Capítulo 30: Donde mirar también es un acto de amor

Tiel nunca había entendido del todo cómo funcionaba el claro. Lo aceptaba, sí. Lo respetaba. Lo cuidaba. Pero no lo comprendía en la misma medida en que Ayla parecía fusionarse con él, como si su existencia y la del lugar fueran dos hilos entrelazados desde mucho antes de que él llegara.

Había aprendido a moverse entre los senderos de flores, a reconocer qué pétalos no debía tocar y qué raíces debían ser bordeadas con más cuidado. Había visto deseos materializarse en formas que desafiaban todo lo que su mente lógica creía posible. Y, aún así, había partes del claro que seguían siendo un lenguaje que no podía traducir.

Hasta ahora, nunca lo había sentido... diferente.

Pero desde que Ayla les habló de las grietas, algo había cambiado. No porque él las viera —porque no las veía— sino porque Ayla... sí.

Y eso lo bastaba para que algo dentro de él se agrietara también.

La había observado en silencio los últimos días. Cómo evitaba cruzar el borde del claro. Cómo sus manos, siempre firmes, temblaban ligeramente al preparar los ramos. Cómo sonreía... pero esa sonrisa era como una flor en invierno, hermosa, pero sostenida a la fuerza.

Evan también lo notaba. Lo sabía porque, aunque el chico hablaba de trivialidades, su mirada buscaba a Ayla como si esperara que en cualquier momento desapareciera. Como si temiera que algo que no entendía se la tragara.

Una mañana, mientras Ayla aún dormía —o fingía dormir—, Tiel salió al claro. Solo.

No lo hacía a menudo. Había aprendido que ese era el lugar sagrado de Ayla. Su refugio. Su mundo. Su corazón.

Pero hoy… necesitaba entender.

El claro lo recibió con su habitual mezcla de belleza y misterio. Las flores temblaban suavemente al ritmo de un viento que parecía no tocar las ramas de los árboles del bosque exterior. Allí dentro, todo tenía otro ritmo. Otra pulsación.

Caminó despacio, siguiendo el sendero de piedras. Sus botas rozaban los pétalos, pero él cuidaba de no pisar ninguno. Al llegar al centro, donde las flores más altas rodeaban el círculo mayor, se detuvo.

Y buscó.

Pero... no vio grietas.

La tierra estaba intacta. Las raíces fuertes. Las flores, vibrantes. Tal vez algunas más marchitas que antes, pero nada que indicara un colapso.

—No entiendo... —murmuró para sí, frotándose la nuca—. ¿Qué es lo que ella ve que yo no puedo?
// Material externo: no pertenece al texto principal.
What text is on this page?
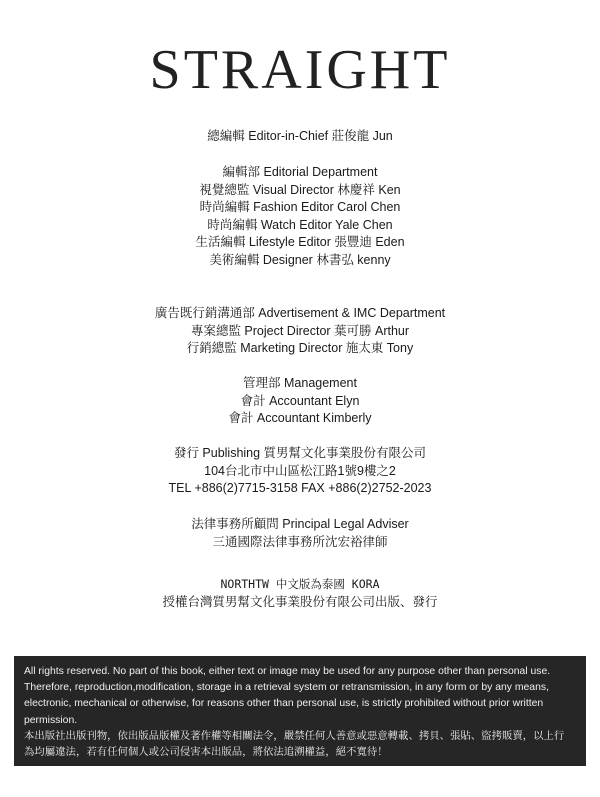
STRAIGHT
總編輯 Editor-in-Chief 莊俊龍 Jun
編輯部 Editorial Department
視覺總監 Visual Director 林慶祥 Ken
時尚編輯 Fashion Editor Carol Chen
時尚編輯 Watch Editor Yale Chen
生活編輯 Lifestyle Editor 張豐迪 Eden
美術編輯 Designer 林書弘 kenny
廣告既行銷溝通部 Advertisement & IMC Department
專案總監 Project Director 葉可勝 Arthur
行銷總監 Marketing Director 施太東 Tony
管理部 Management
會計 Accountant Elyn
會計 Accountant Kimberly
發行 Publishing 質男幫文化事業股份有限公司
104台北市中山區松江路1號9樓之2
TEL +886(2)7715-3158 FAX +886(2)2752-2023
法律事務所顧問 Principal Legal Adviser
三通國際法律事務所沈宏裕律師
NORTHTW 中文版為泰國 KORA
授權台灣質男幫文化事業股份有限公司出版、發行
All rights reserved. No part of this book, either text or image may be used for any purpose other than personal use.
Therefore, reproduction,modification, storage in a retrieval system or retransmission, in any form or by any means,
electronic, mechanical or otherwise, for reasons other than personal use, is strictly prohibited without prior written
permission.
本出版社出版刊物，依出版品版權及著作權等相關法令，嚴禁任何人善意或惡意轉載、拷貝、張貼、盜拷販賣，以上行
為均屬違法，若有任何個人或公司侵害本出版品，將依法追溯權益，絕不寬待！
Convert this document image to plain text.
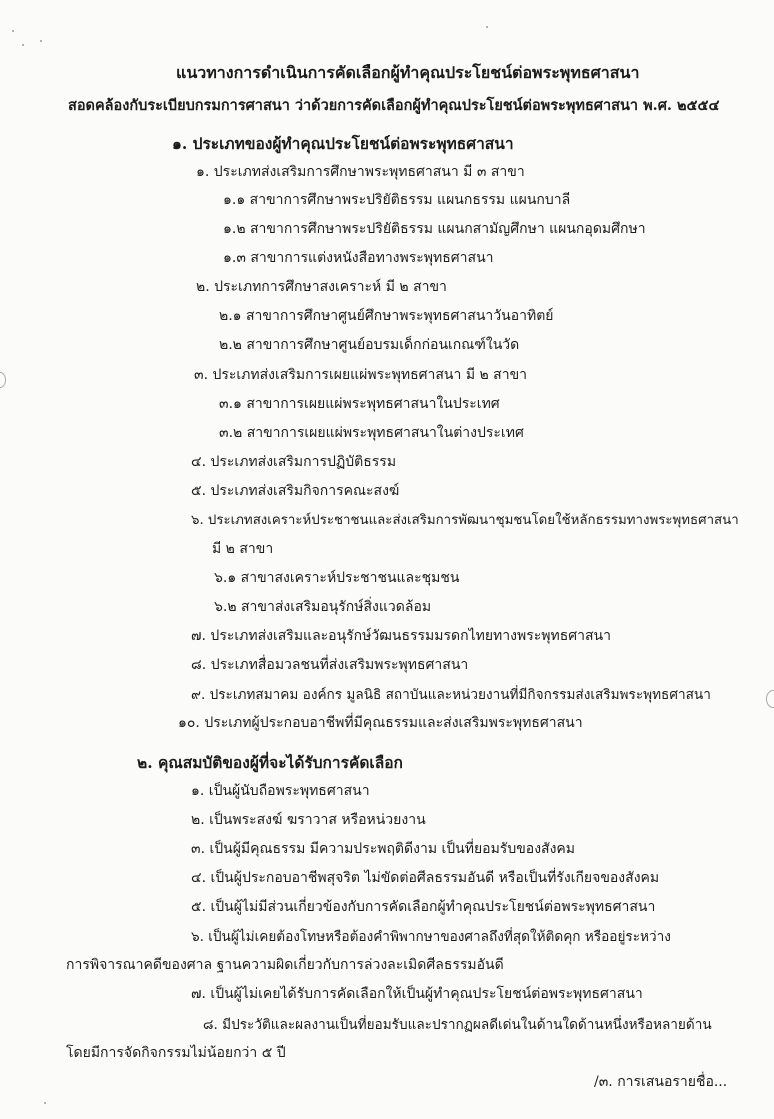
แนวทางการดำเนินการคัดเลือกผู้ทำคุณประโยชน์ต่อพระพุทธศาสนา
สอดคล้องกับระเบียบกรมการศาสนา ว่าด้วยการคัดเลือกผู้ทำคุณประโยชน์ต่อพระพุทธศาสนา พ.ศ. ๒๕๕๔
๑. ประเภทของผู้ทำคุณประโยชน์ต่อพระพุทธศาสนา
๑. ประเภทส่งเสริมการศึกษาพระพุทธศาสนา มี ๓ สาขา
๑.๑ สาขาการศึกษาพระปริยัติธรรม แผนกธรรม แผนกบาลี
๑.๒ สาขาการศึกษาพระปริยัติธรรม แผนกสามัญศึกษา แผนกอุดมศึกษา
๑.๓ สาขาการแต่งหนังสือทางพระพุทธศาสนา
๒. ประเภทการศึกษาสงเคราะห์ มี ๒ สาขา
๒.๑ สาขาการศึกษาศูนย์ศึกษาพระพุทธศาสนาวันอาทิตย์
๒.๒ สาขาการศึกษาศูนย์อบรมเด็กก่อนเกณฑ์ในวัด
๓. ประเภทส่งเสริมการเผยแผ่พระพุทธศาสนา มี ๒ สาขา
๓.๑ สาขาการเผยแผ่พระพุทธศาสนาในประเทศ
๓.๒ สาขาการเผยแผ่พระพุทธศาสนาในต่างประเทศ
๔. ประเภทส่งเสริมการปฏิบัติธรรม
๕. ประเภทส่งเสริมกิจการคณะสงฆ์
๖. ประเภทสงเคราะห์ประชาชนและส่งเสริมการพัฒนาชุมชนโดยใช้หลักธรรมทางพระพุทธศาสนา
มี ๒ สาขา
๖.๑ สาขาสงเคราะห์ประชาชนและชุมชน
๖.๒ สาขาส่งเสริมอนุรักษ์สิ่งแวดล้อม
๗. ประเภทส่งเสริมและอนุรักษ์วัฒนธรรมมรดกไทยทางพระพุทธศาสนา
๘. ประเภทสื่อมวลชนที่ส่งเสริมพระพุทธศาสนา
๙. ประเภทสมาคม องค์กร มูลนิธิ สถาบันและหน่วยงานที่มีกิจกรรมส่งเสริมพระพุทธศาสนา
๑๐. ประเภทผู้ประกอบอาชีพที่มีคุณธรรมและส่งเสริมพระพุทธศาสนา
๒. คุณสมบัติของผู้ที่จะได้รับการคัดเลือก
๑. เป็นผู้นับถือพระพุทธศาสนา
๒. เป็นพระสงฆ์ ฆราวาส หรือหน่วยงาน
๓. เป็นผู้มีคุณธรรม มีความประพฤติดีงาม เป็นที่ยอมรับของสังคม
๔. เป็นผู้ประกอบอาชีพสุจริต ไม่ขัดต่อศีลธรรมอันดี หรือเป็นที่รังเกียจของสังคม
๕. เป็นผู้ไม่มีส่วนเกี่ยวข้องกับการคัดเลือกผู้ทำคุณประโยชน์ต่อพระพุทธศาสนา
๖. เป็นผู้ไม่เคยต้องโทษหรือต้องคำพิพากษาของศาลถึงที่สุดให้ติดคุก หรืออยู่ระหว่าง
การพิจารณาคดีของศาล ฐานความผิดเกี่ยวกับการล่วงละเมิดศีลธรรมอันดี
๗. เป็นผู้ไม่เคยได้รับการคัดเลือกให้เป็นผู้ทำคุณประโยชน์ต่อพระพุทธศาสนา
๘. มีประวัติและผลงานเป็นที่ยอมรับและปรากฏผลดีเด่นในด้านใดด้านหนึ่งหรือหลายด้าน
โดยมีการจัดกิจกรรมไม่น้อยกว่า ๕ ปี
/๓. การเสนอรายชื่อ...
Cerró los ojos. Trató de sentir. No con la mirada. No con el pensamiento. Sino con algo más primitivo. Más interno.

Y entonces lo percibió. No una grieta física. No una fisura en la tierra. Sino... una tensión.

Como si el aire mismo estuviera esperando. Como si las raíces contuvieran la respiración. Como si todo el claro… aguardara algo.

Sus ojos se abrieron de golpe. El corazón le latía fuerte, apretado, como si cada pulsación le recordara que no entendía, pero que debía entender.

—Ayla... —susurró.

En ese instante, supo que las grietas que ella veía tal vez no eran para sus ojos. Porque no vivían en la tierra. No vivían en el claro. Vivían en ella. Y eso bastaba para que todo cambiara.

Apretó los puños. Sintió la impotencia cosquillearle la espalda, subirle por la garganta. No sabía cómo ayudarla. No sabía cómo alcanzar un mundo que, aunque podía tocar, nunca sería suyo del todo.

Pero también entendió algo más. Algo que le cayó encima como un rayo:

No necesitaba ver las grietas para sostenerla. Solo necesitaba estar.

Se giró. Caminó hacia la salida. Ya no con la intención de entender. Sino con la decisión de ser quien permaneciera cuando Ayla creyera que todo se derrumbaba.

Porque a veces... el verdadero acto de amor no era reparar lo roto.

Sino... ser el puente. Ser la orilla firme donde quien se hunde pueda apoyarse para volver a la superficie.

Y mientras volvía a la cabaña, mientras el claro lo despedía con ese susurro tibio que nunca entendería del todo, Tiel lo supo.

Ella podía tener grietas. El claro podía quebrarse. Todo podía temblar.

Pero él... él no se movería de su lado.